The Pinzgauer cattle originate from  Celtic and Bayuwaric cattle who were brought with settlers to the regions around the “Hohen Tauern” in Salzburg. Around 1600 a salesman mentioned a deal with 12 “Pintzger bullocks” in his notes. Back then the breed was known under different names such as Pinzgauer, Pongauer or Mölltaler. In Bavaria they were called Traunsteiner and Berchtesgadener. In 1846 the name Pinzgauer was used for the first time for the whole breed. They were shown at the World Shows in Paris in 1856 and in Vienna in 1873. In the late 19th century herdbook registrations and performance recording started. In 1896 the first local breeding organization was founded. In 1921 different local organizations merged to the association for purebred Pinzgauer cattle in Salzburg. 1966 marked a peak in memberships with more than 3000 breeders.  To increase the milk yield and udder quality the Pinzgauer were crossed with Red Holstein.

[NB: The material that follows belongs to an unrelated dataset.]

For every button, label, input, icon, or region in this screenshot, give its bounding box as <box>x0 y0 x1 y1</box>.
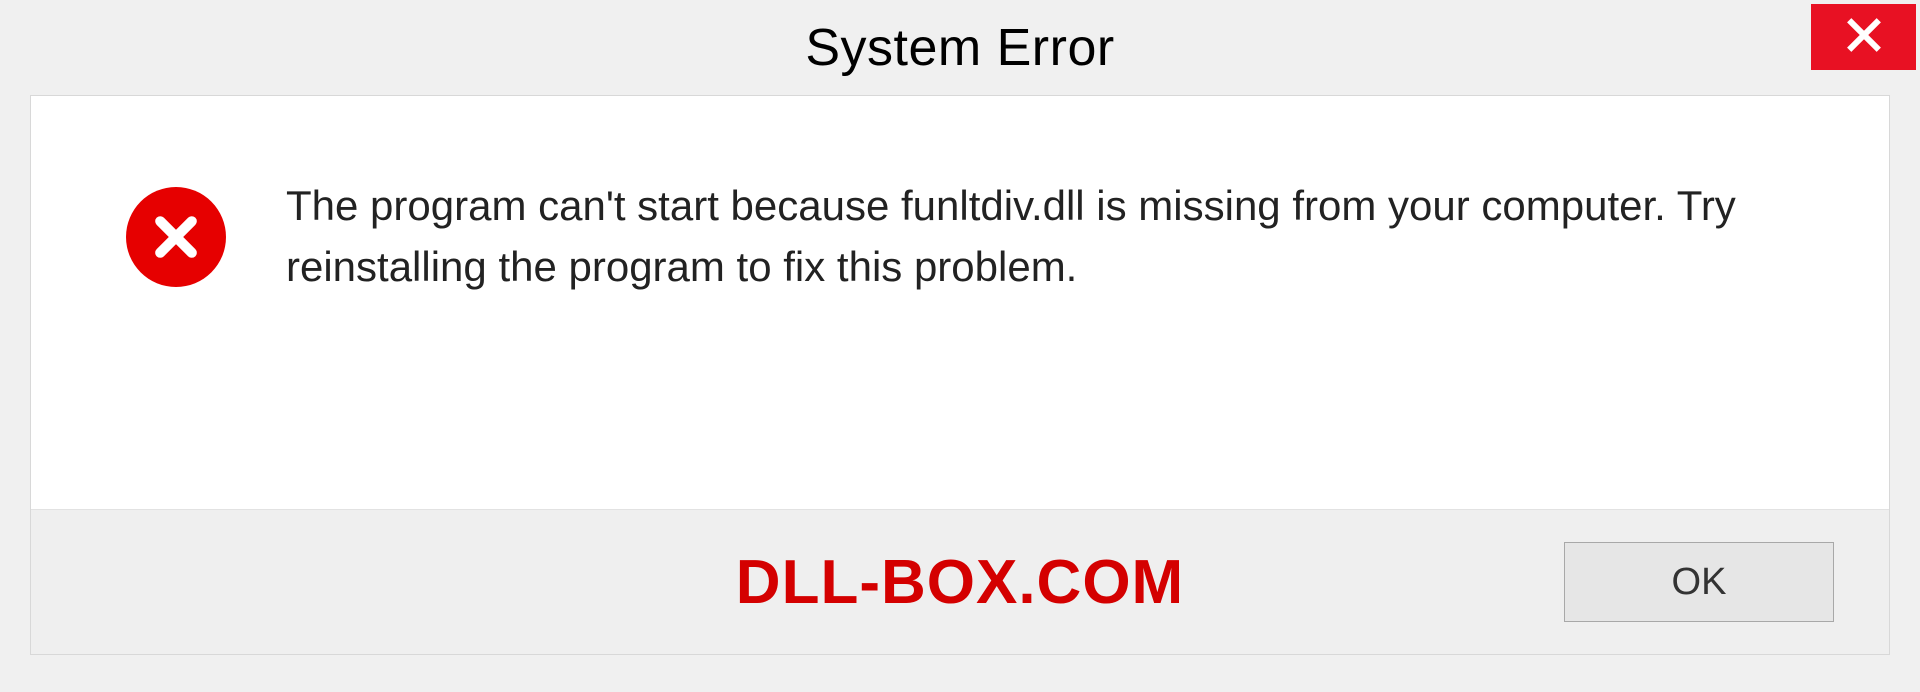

Unfortunately pure breeding wasn’t a major goal anymore which led to good purebred cows being crossed with RH-bulls. In 1972 the breeding association opened the herdbook for Fleckvieh and Holstein. In the following years a lot of farmers decided to switch to other breeds due to better marketing possibilities. With a conservation program and substitutes the number of breeding cattle is at a stable level today. Like  many of the conservation breeds the Pinzgauer are also popular suckler cows – not only in Austria but also in other European countries and overseas, like South Africa, Australia or New Zealand.

The Jochberger Hummeln are a polled Pinzgauer strain. The first polled calf was born in 1834 in Aurach. In this Tyrolean region they became popular at the time, but for drafting the use of a head yoke was necessary, so the popularity sank. Only a breeder named Filzer kept them. The manor name of the farm was “Hallerwirt”; therefore polled bulls get the prefix HALLER. Polled bulls (both from Austria and also imported semen and bulls) are frequently used in the suckler cow herds.